Einde inhoudsopgave
Besluit aftrek van omzetbelasting 2020
4.2.6.1 Inleiding
Geldend
Geldend vanaf 15-12-2020
- Bronpublicatie:
24-11-2020, Stcrt. 2020, 63000 (uitgifte: 14-12-2020, regelingnummer: 2020-167584)
- Inwerkingtreding
15-12-2020
- Bronpublicatie inwerkingtreding:
24-11-2020, Stcrt. 2020, 63000 (uitgifte: 14-12-2020, regelingnummer: 2020-167584)
- Vakgebied(en)
Omzetbelasting / Aftrek en teruggaaf
Het komt voor dat onroerende zaken gedurende een bepaalde periode leeg staan. Daarbij moet onderscheid worden gemaakt tussen leegstand vóór de eerste ingebruikneming en leegstand daarna. Voorts is van belang dat het feitelijk niet permanent gebruiken van een onroerende zaak niet als leegstand kan worden aangemerkt. Dit laatste niet-permanente gebruik is vaak inherent aan de aard of de wijze van exploiteren van een onroerende zaak (bijvoorbeeld een theaterzaal of sportzaal die niet elke dag en niet 24 uur per dag wordt gebruikt). Dergelijk niet-permanent gebruik heeft geen invloed op de mate van aftrek of de herziening van aftrek1.. Ook is bij de verhuurder geen sprake van leegstand als een pand is verhuurd maar door de huurder feitelijk (nog) niet wordt gebruikt.
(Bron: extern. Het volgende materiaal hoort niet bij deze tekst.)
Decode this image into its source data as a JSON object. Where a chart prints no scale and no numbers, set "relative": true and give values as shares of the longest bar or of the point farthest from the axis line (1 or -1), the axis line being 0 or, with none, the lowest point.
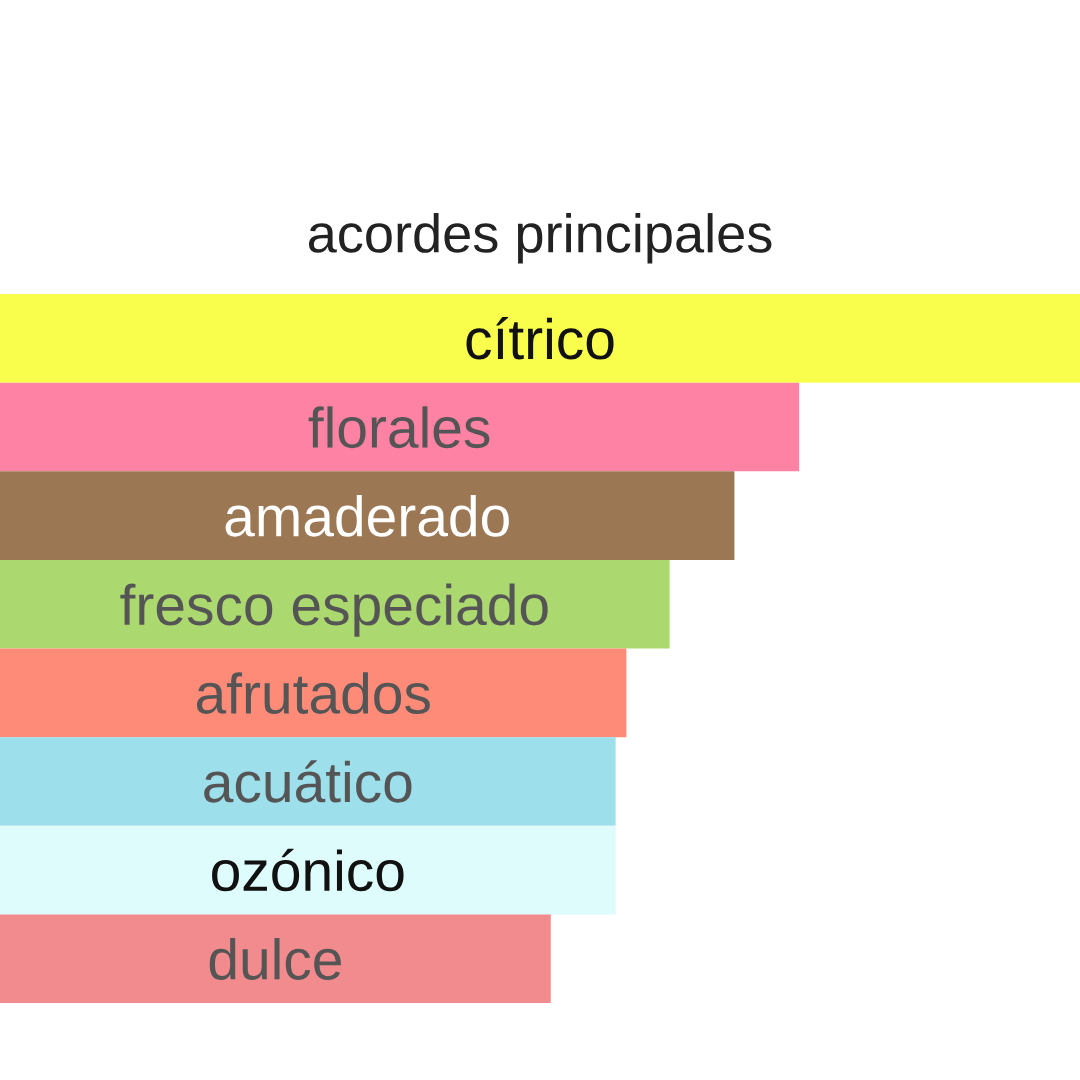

Het door de huurder niet in gebruik nemen van het pand kan wel tot gevolg hebben dat de op verzoek belaste verhuur van begin af aan vrijgesteld wordt verricht2. zodat de gepleegde aftrek van voorbelasting moet worden hersteld.
Voetnoten
HR 15 september 2006, nr. 41.984, ECLI:NL:HR:2006:AY8166.
Zie o.a. artikel 6a, vijfde, zesde en achtste lid, van de beschikking en § 7.3.6 van het Besluit ‘Levering en verhuur van onroerende zaken' van 19 september 2013, nr. BLKB2013/1686M.